Released in 2017, “17” follows a Jordanian under-17 women’s soccer team preparing to compete in the FIFA U17 Women’s World Cup, which Jordan hosted in 2016. The documentary explores the challenges each of the girls faced, especially in pursuing a sport they’ve been told was only for men.
“Theeb” tells the story of a young Bedouin boy during the Great Arab Revolt against the Ottoman Empire in World War I. As we witness the dangerous journey that Theeb takes as a British officer’s guide, the film delves into several themes—imperialism, tradition, and betrayal. “Theeb” was nominated for Best Foreign Language Film at the 2014 Academy Awards.
“May in the Summer,” which came out in 2013, explores the religious tensions in Amman through the life of a Jordanian American woman named May who travels to Jordan with her sisters to celebrate her upcoming wedding. She struggles with her Christian mother’s disapproval of the marriage because her husband-to-be is a Muslim and her relationships with other family members.
The 2012 film “When Monaliza Smiled” is a romantic comedy set in Amman.
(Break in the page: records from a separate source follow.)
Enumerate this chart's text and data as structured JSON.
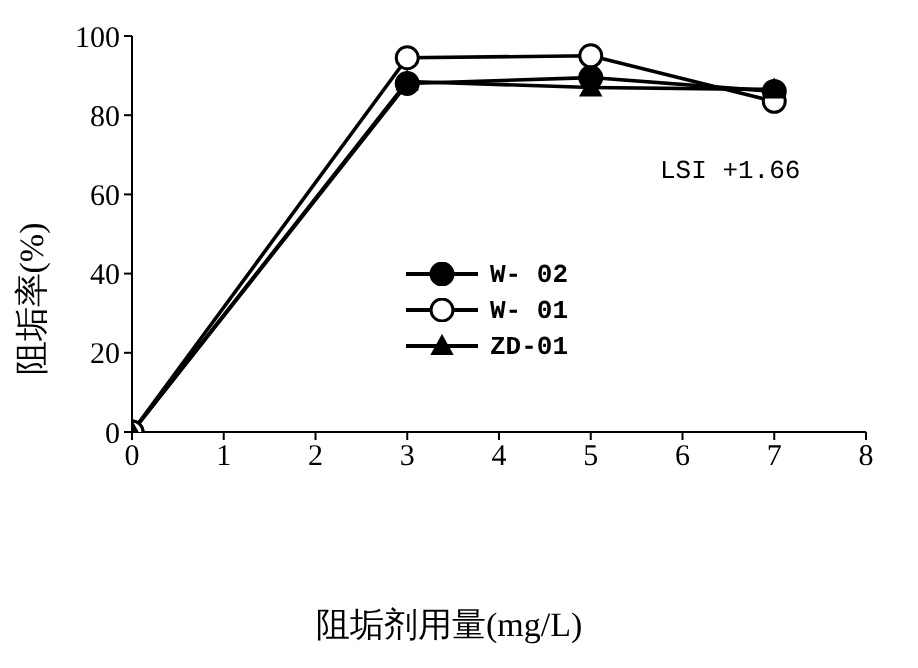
{
  "chart_data": {
    "type": "line",
    "xlabel": "阻垢剂用量(mg/L)",
    "ylabel": "阻垢率(%)",
    "x": [
      0,
      3,
      5,
      7
    ],
    "series": [
      {
        "name": "W- 02",
        "color": "#000000",
        "marker": "circle",
        "values": [
          0,
          88,
          89.5,
          86
        ]
      },
      {
        "name": "W- 01",
        "color": "#000000",
        "marker": "circle-open",
        "values": [
          0,
          94.5,
          95,
          83.5
        ]
      },
      {
        "name": "ZD-01",
        "color": "#000000",
        "marker": "triangle",
        "values": [
          0,
          88.5,
          87,
          86.5
        ]
      }
    ],
    "xlim": [
      0,
      8
    ],
    "xticks": [
      0,
      1,
      2,
      3,
      4,
      5,
      6,
      7,
      8
    ],
    "ylim": [
      0,
      100
    ],
    "yticks": [
      0,
      20,
      40,
      60,
      80,
      100
    ],
    "annotations": [
      "LSI +1.66"
    ],
    "legend": "left",
    "grid": false
  }
}
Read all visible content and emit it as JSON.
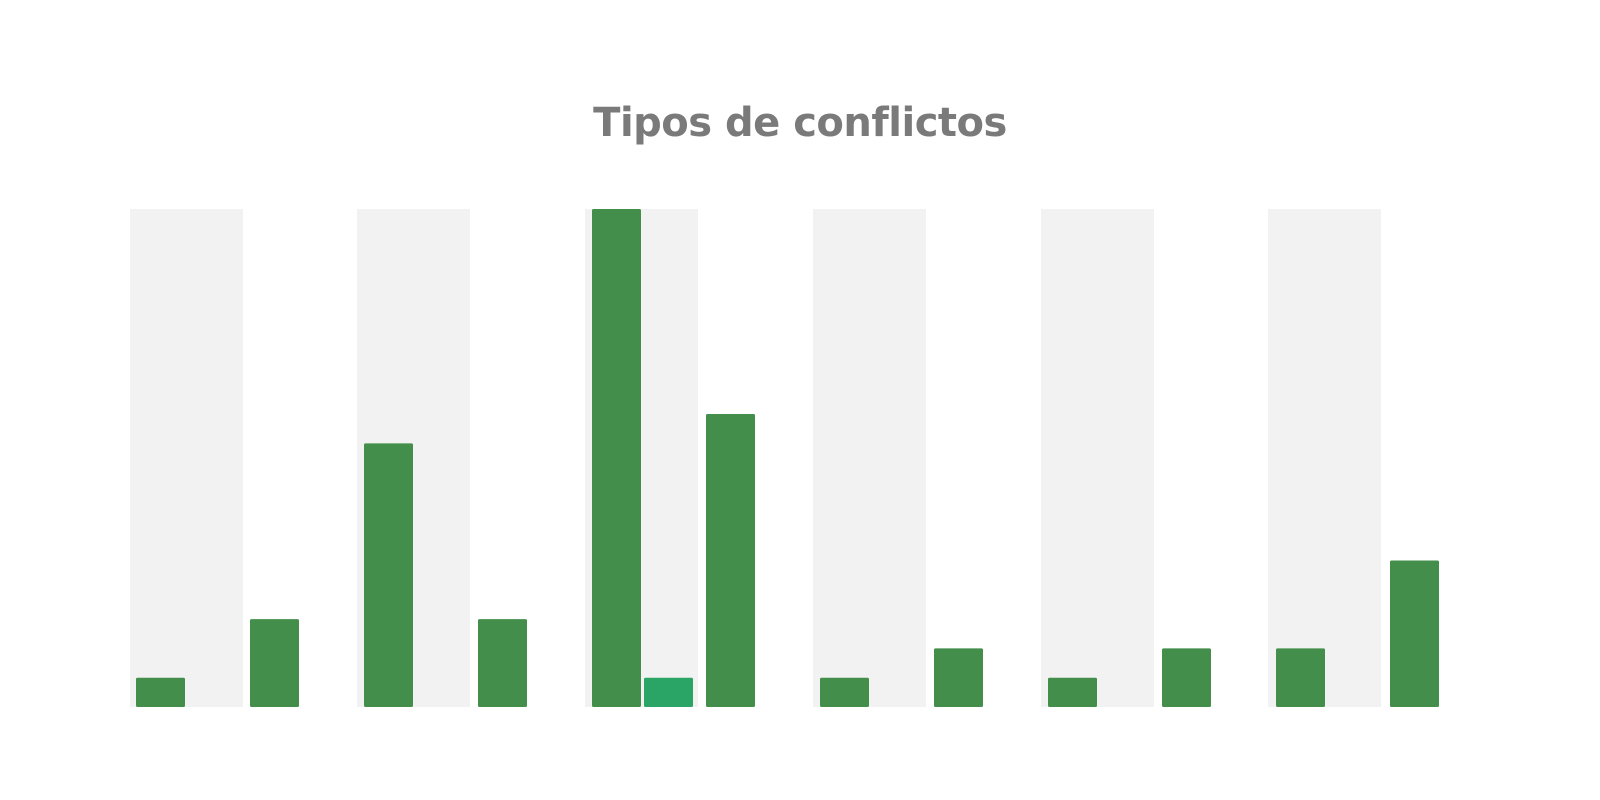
{
  "title": "Tipos de conflictos",
  "colors": {
    "bar": "#438e4a",
    "highlight": "#2ba566",
    "band": "#f2f2f2"
  },
  "chart_data": {
    "type": "bar",
    "title": "Tipos de conflictos",
    "xlabel": "",
    "ylabel": "",
    "ylim": [
      0,
      17
    ],
    "grid": false,
    "legend": "none",
    "bars": [
      {
        "value": 1,
        "style": "normal"
      },
      {
        "value": 3,
        "style": "normal"
      },
      {
        "value": 9,
        "style": "normal"
      },
      {
        "value": 3,
        "style": "normal"
      },
      {
        "value": 17,
        "style": "normal"
      },
      {
        "value": 1,
        "style": "highlight"
      },
      {
        "value": 10,
        "style": "normal"
      },
      {
        "value": 1,
        "style": "normal"
      },
      {
        "value": 2,
        "style": "normal"
      },
      {
        "value": 1,
        "style": "normal"
      },
      {
        "value": 2,
        "style": "normal"
      },
      {
        "value": 2,
        "style": "normal"
      },
      {
        "value": 5,
        "style": "normal"
      }
    ]
  }
}
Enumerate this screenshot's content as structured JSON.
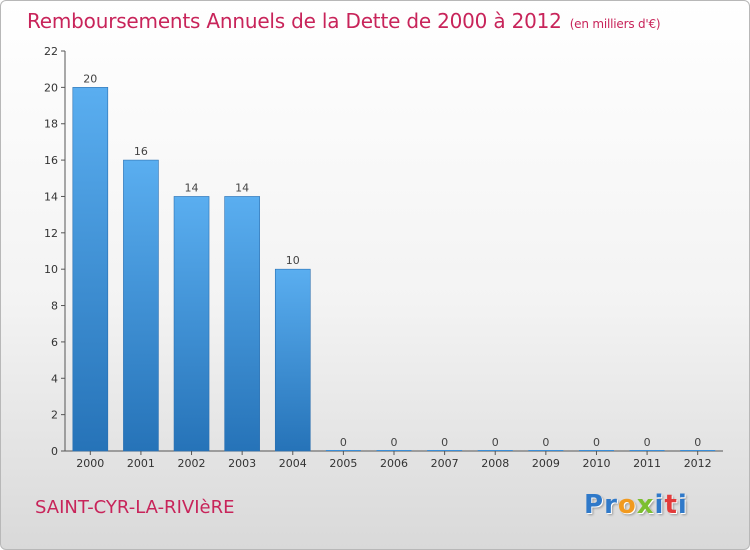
{
  "header": {
    "title": "Remboursements Annuels de la Dette de 2000 à 2012",
    "subtitle": "(en milliers d'€)"
  },
  "footer": {
    "commune": "SAINT-CYR-LA-RIVIèRE",
    "logo_letters": [
      "P",
      "r",
      "o",
      "x",
      "i",
      "t",
      "i"
    ]
  },
  "chart_data": {
    "type": "bar",
    "title": "Remboursements Annuels de la Dette de 2000 à 2012",
    "subtitle": "(en milliers d'€)",
    "categories": [
      "2000",
      "2001",
      "2002",
      "2003",
      "2004",
      "2005",
      "2006",
      "2007",
      "2008",
      "2009",
      "2010",
      "2011",
      "2012"
    ],
    "values": [
      20,
      16,
      14,
      14,
      10,
      0,
      0,
      0,
      0,
      0,
      0,
      0,
      0
    ],
    "data_labels": [
      "20",
      "16",
      "14",
      "14",
      "10",
      "0",
      "0",
      "0",
      "0",
      "0",
      "0",
      "0",
      "0"
    ],
    "ylim": [
      0,
      22
    ],
    "yticks": [
      0,
      2,
      4,
      6,
      8,
      10,
      12,
      14,
      16,
      18,
      20,
      22
    ],
    "xlabel": "",
    "ylabel": "",
    "grid": false,
    "bar_color": "#3c8fd8",
    "bar_color_light": "#5aaef0",
    "bar_color_dark": "#2673b8"
  }
}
Monaliza, a Jordanian woman, sees no reason to smile. In her late 30s, she gets a job in a government office where she meets and falls in love with an Egyptian immigrant named Hamdi. He is the only person who can make her smile by helping her discover the joys of life. The imminent expiration of Hamdi’s work permit, however, threatens their relationship. Through the love story, the film looks at discrimination and social barriers in modern-day Amman.
Released in 2007, “Captain Abu Raed” is the first Jordanian film to be submitted to the Oscars. The movie follows an airport janitor who finds a Royal Jordanian captain’s hat in the trash. A group of neighborhood children mistake him for a pilot and ask him to share stories about his travels. He starts telling them about his fictional travels and, as a result, develops a strong bond with the kids.